Mohammad Ashraful played three picture perfect lobs over the head of short fine leg against fast bowlers' off stump deliveries, reminding one of Ravi Bopara's similar ice-cool four against Dilhara in that heart stopping final over in the very last World Cup match we saw. If some of Ashraful's boundaryward shots stunned you for their audacity, the others stole your heart with their pristine orthodoxy. Poetry and madness never co-existed better than in this little big knock from the Bangladeshi number five.
His innings was a lesson in middle order batsmanship of the highest order. The bowling monotony of South Africans, their biggest threat to a semi final spot, certainly helped him plan his final assault better but a good deal of homework and mental preparation for this formidable opposition showed in near-flawless execution of the varied choices he made over the innings.
Ashraful's Sophia Gardens heroics in 2005 helped his team turn a corner in the ODI's but over the 20-plus months since that match I had gone back to rating him as the second most wasteful batting talent of today's game, overshadowed only by the inexplicable tragedy of West Indian Ricardo Powell.
I mean, upon fair assessment of underachievement of potential at this moment Ashraful is expected to handsomely outrun Ramnaresh Sarwan, Mohammad Sami, Marlon Samuels and even Azhar Mahmood. But just like that 2005 innings against Australia this Ashraful special rekindles an anticipation of watching this exceptionally gifted batsman bloom into an aggressive yet consistent performer, a player quite like the Sachin Tendulkar of yore.
Oh - that reminds me of something that Barry Richards exclaimed at the commentary box when Ashraful played a bloody beauty of a lofted cover drive to Langevelt in the 49th over. "There was a bit of Sachin about it." Yeah Barry, we know which cric-tattoo was playing back on your mindscape as you said that. If you watched Sachin pile up those straight sixes off Mike Kasprowicz en route his twin tons at Sharjah'98 you will surely be reminded of him whenever a high quality right handed batsman plays a pulsating lofted drive to a medium pacer exhibiting exemplary bat trajectory.

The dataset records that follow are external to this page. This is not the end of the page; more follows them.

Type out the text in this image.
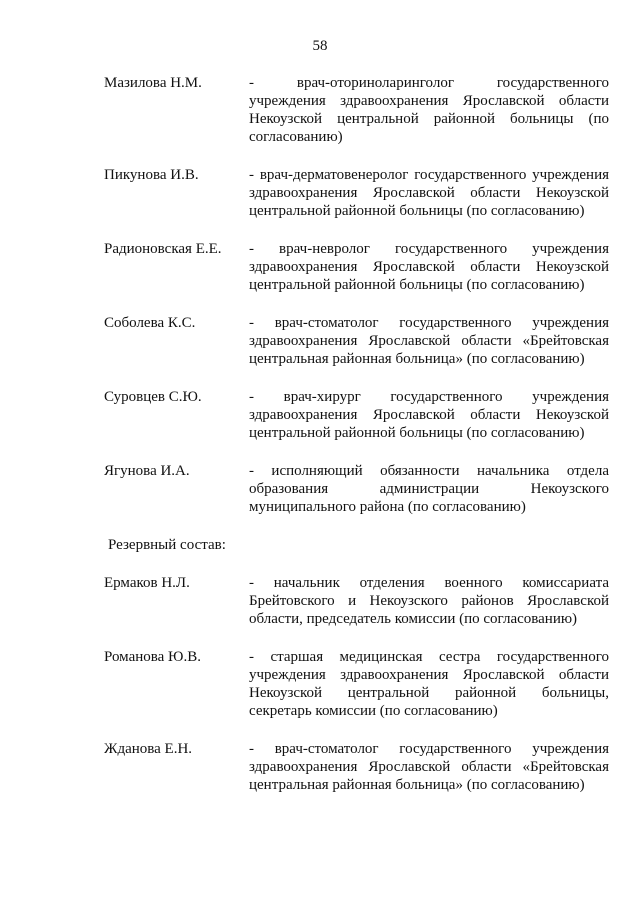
58
Мазилова Н.М.	- врач-оториноларинголог государственного учреждения здравоохранения Ярославской области Некоузской центральной районной больницы (по согласованию)
Пикунова И.В.	- врач-дерматовенеролог государственного учреждения здравоохранения Ярославской области Некоузской центральной районной больницы (по согласованию)
Радионовская Е.Е.	- врач-невролог государственного учреждения здравоохранения Ярославской области Некоузской центральной районной больницы (по согласованию)
Соболева К.С.	- врач-стоматолог государственного учреждения здравоохранения Ярославской области «Брейтовская центральная районная больница» (по согласованию)
Суровцев С.Ю.	- врач-хирург государственного учреждения здравоохранения Ярославской области Некоузской центральной районной больницы (по согласованию)
Ягунова И.А.	- исполняющий обязанности начальника отдела образования администрации Некоузского муниципального района (по согласованию)
Резервный состав:
Ермаков Н.Л.	- начальник отделения военного комиссариата Брейтовского и Некоузского районов Ярославской области, председатель комиссии (по согласованию)
Романова Ю.В.	- старшая медицинская сестра государственного учреждения здравоохранения Ярославской области Некоузской центральной районной больницы, секретарь комиссии (по согласованию)
Жданова Е.Н.	- врач-стоматолог государственного учреждения здравоохранения Ярославской области «Брейтовская центральная районная больница» (по согласованию)
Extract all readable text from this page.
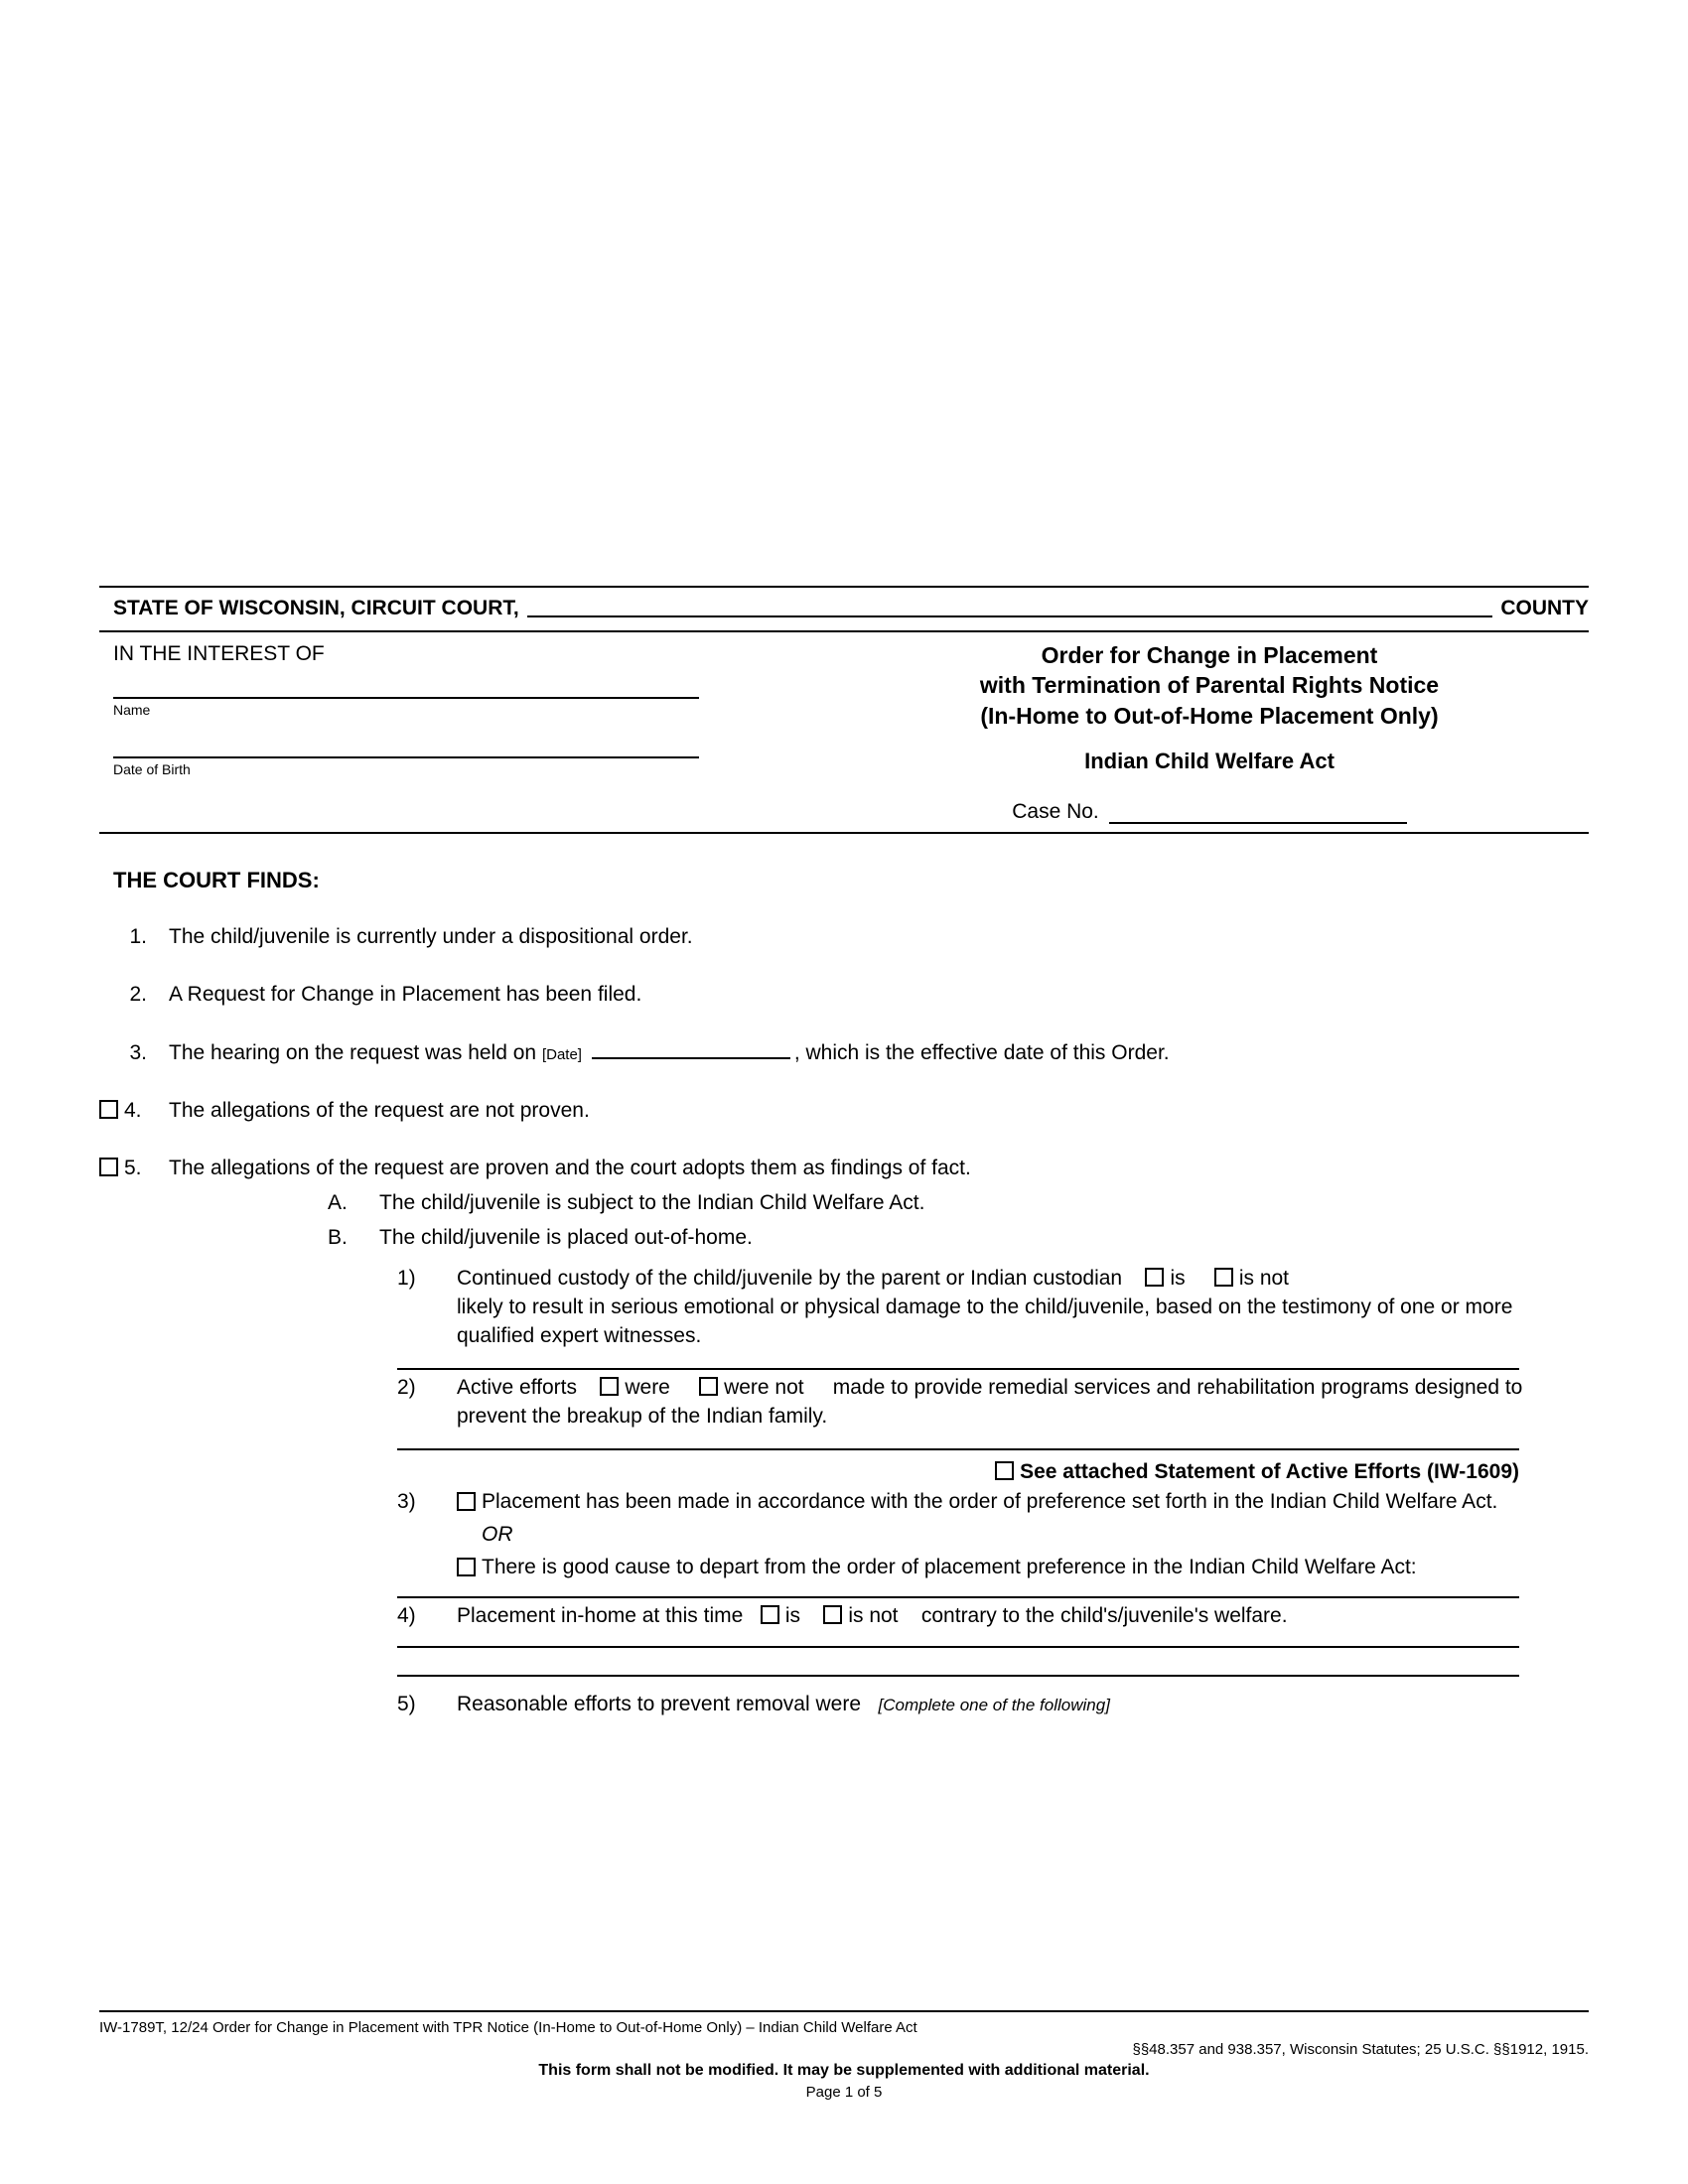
STATE OF WISCONSIN, CIRCUIT COURT,	COUNTY
IN THE INTEREST OF
Name
Date of Birth
Order for Change in Placement
with Termination of Parental Rights Notice
(In-Home to Out-of-Home Placement Only)
Indian Child Welfare Act
Case No.
THE COURT FINDS:
1.	The child/juvenile is currently under a dispositional order.
2.	A Request for Change in Placement has been filed.
3.	The hearing on the request was held on [Date]	, which is the effective date of this Order.
4.	The allegations of the request are not proven.
5.	The allegations of the request are proven and the court adopts them as findings of fact.
A.	The child/juvenile is subject to the Indian Child Welfare Act.
B.	The child/juvenile is placed out-of-home.
1)	Continued custody of the child/juvenile by the parent or Indian custodian is	is not
likely to result in serious emotional or physical damage to the child/juvenile, based on the testimony of one or more qualified expert witnesses.
2)	Active efforts were	were not made to provide remedial services and rehabilitation programs designed to prevent the breakup of the Indian family.
See attached Statement of Active Efforts (IW-1609)
3)	Placement has been made in accordance with the order of preference set forth in the Indian Child Welfare Act.
OR
There is good cause to depart from the order of placement preference in the Indian Child Welfare Act:
4)	Placement in-home at this time is is not contrary to the child's/juvenile's welfare.
5)	Reasonable efforts to prevent removal were [Complete one of the following]
IW-1789T, 12/24 Order for Change in Placement with TPR Notice (In-Home to Out-of-Home Only) – Indian Child Welfare Act
§§48.357 and 938.357, Wisconsin Statutes; 25 U.S.C. §§1912, 1915.
This form shall not be modified. It may be supplemented with additional material.
Page 1 of 5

Today Mohammad Ashraful gave his bowlers a platform to put a price tag on South Africa's semi final berth. He will have to keep leading the batting efforts of his team thus by notching up good knocks on these lines for the next decade or so. He looks so good whenever he bats without losing his head that his big scores almost always add to the self belief of his team and inspire them to noticeably greater heights.
When his time arrives Mohammad Ashraful can seriously be amongst the best batsmen on the planet. He has been endowed with great powers but as ole Spidey said, with great power comes great responsibility. Ashraful is the best player to have come out of Bangladesh till date and he needs to assume the lead responsibility in delivering his team from mediocrity to quality and so book a page in Bangladesh's cricketing history. But he can only chase that schoolboy dream AFTER he hauls himself to the lofty level he is blessed to attain, one where he can see any batsman of any international team eye to eye and feel equal with or superior to him.
From his varying batting slots, his effable manner and the delight he derives from his mates' achievements Ashraful looks the quintessential team man ready to fit himself into the larger gameplan. Consistency is the vital missing element in his brand of batsmanship and the ongoing high-class exposure at cricket's Big Event should teach him a few invaluable lessons in holding back his instincts during periods of play when the brain is better allowed to dominate the heart. He can have a chat with India's Sunil Gavaskar, Pakistan's Javed Miandad and Sri Lanka's Aravinda de Silva on how to go about his sacred mission.
Ashraful's transition will be helped significantly if Habibul Bashar, in his capacity as the Bangla captain, can borrow a few pages from Arjuna Ranatunga's amazing big fat book, for the latter had no mean contribution in Aravinda's transition from Mad Max to the Max Man, a key factor in the coming of age of Sri Lankan cricket during the 90's.
Update: Bangladesh beat South Africa by 67 runs. Yet another Ashraful-inspired win against an ODI superpower. That 'giant killing' bit from the first line is looking increasingly out of place with The Tigers.